Friday, October 31, 2008

Barbara

Hey I am Barbara and I am older than dirt compared to all of you! I am closer to 50 than 40 and that's all I'm saying about that.

I am a single mom (never married) to an almost 17 year old man-child. He's the love of my life and the cause of my deepest concerns.

I was raised in a Catholic church but left at age 13 to "seek spiritual truth" and spent years in the New Age movement and learning about Eastern Religions. I did NOT want to be a Christian because the ones i knew were so mean. But, at age 29 I was scared enough by the threat of hell being real that I accepted Christ as my Lord and Savior and joined the ultimate in conservative fundie churches. Not only that but I started working for the biggest International Ministry around and have been here since my son was in diapers.

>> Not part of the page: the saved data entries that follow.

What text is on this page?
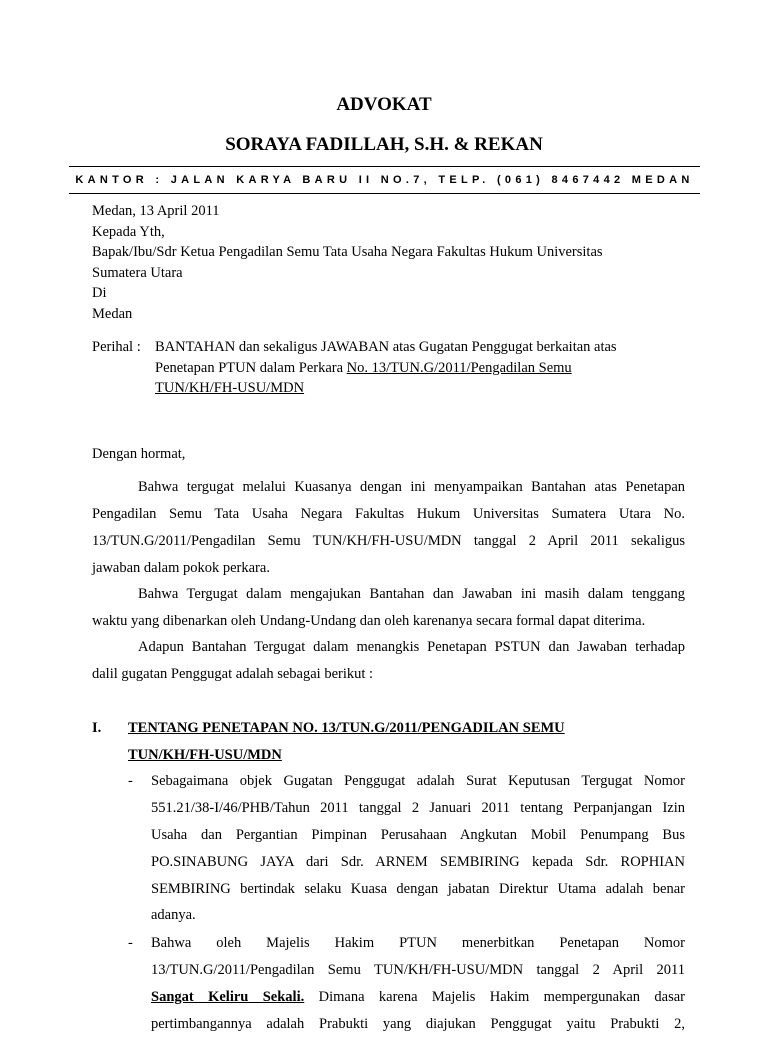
ADVOKAT
SORAYA FADILLAH, S.H. & REKAN
KANTOR : JALAN KARYA BARU II NO.7, TELP. (061) 8467442 MEDAN
Medan, 13 April 2011
Kepada Yth,
Bapak/Ibu/Sdr Ketua Pengadilan Semu Tata Usaha Negara Fakultas Hukum Universitas
Sumatera Utara
Di
Medan
Perihal : BANTAHAN dan sekaligus JAWABAN atas Gugatan Penggugat berkaitan atas
Penetapan PTUN dalam Perkara No. 13/TUN.G/2011/Pengadilan Semu
TUN/KH/FH-USU/MDN
Dengan hormat,
Bahwa tergugat melalui Kuasanya dengan ini menyampaikan Bantahan atas Penetapan
Pengadilan Semu Tata Usaha Negara Fakultas Hukum Universitas Sumatera Utara No.
13/TUN.G/2011/Pengadilan Semu TUN/KH/FH-USU/MDN tanggal 2 April 2011 sekaligus
jawaban dalam pokok perkara.
Bahwa Tergugat dalam mengajukan Bantahan dan Jawaban ini masih dalam tenggang
waktu yang dibenarkan oleh Undang-Undang dan oleh karenanya secara formal dapat diterima.
Adapun Bantahan Tergugat dalam menangkis Penetapan PSTUN dan Jawaban terhadap
dalil gugatan Penggugat adalah sebagai berikut :
I. TENTANG PENETAPAN NO. 13/TUN.G/2011/PENGADILAN SEMU
TUN/KH/FH-USU/MDN
- Sebagaimana objek Gugatan Penggugat adalah Surat Keputusan Tergugat Nomor
551.21/38-I/46/PHB/Tahun 2011 tanggal 2 Januari 2011 tentang Perpanjangan Izin
Usaha dan Pergantian Pimpinan Perusahaan Angkutan Mobil Penumpang Bus
PO.SINABUNG JAYA dari Sdr. ARNEM SEMBIRING kepada Sdr. ROPHIAN
SEMBIRING bertindak selaku Kuasa dengan jabatan Direktur Utama adalah benar
adanya.
- Bahwa oleh Majelis Hakim PTUN menerbitkan Penetapan Nomor
13/TUN.G/2011/Pengadilan Semu TUN/KH/FH-USU/MDN tanggal 2 April 2011
Sangat Keliru Sekali. Dimana karena Majelis Hakim mempergunakan dasar
pertimbangannya adalah Prabukti yang diajukan Penggugat yaitu Prabukti 2,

I was hurt by several things that happened to me in various churches over the years (including being ostracized for getting pregnant out of "wedlock" what a great word for marriage, eh?) BUT in spite of being hurt I never blamed the church, only myself for being such a lowlife worm. I felt I deserved all the harsh treatment I got because I sinned.

Then a few years ago I fell in love with a man who was not a Christian and actually gave up the relationship. That was the beginning of the end. I realized that I had given so much of my life for something that I brought me mostly shame, guilt and sadness.

Sure, I had good moments too. But when I was honest with myself I had to admit that I was faking the Christian life. It was something I DID because I was expected to, not because it was who I was. So I quit going to church (no one missed me even though I'd been at that one for 8 years) and stopped reading the Bible and started over from scratch.

Now I go back and forth on a daily basis of what I believe and what I don't. I love most of my Christian friends (online) and wish I had their faith, I miss it. But in honesty, none of it makes sense to me. I still pray but I'm not sure why. I still believe - sort of. I am really just a mess :) but am coming to terms that "not knowing what I believe" is okay for now.

I thank you for allowing me to be part of your site here.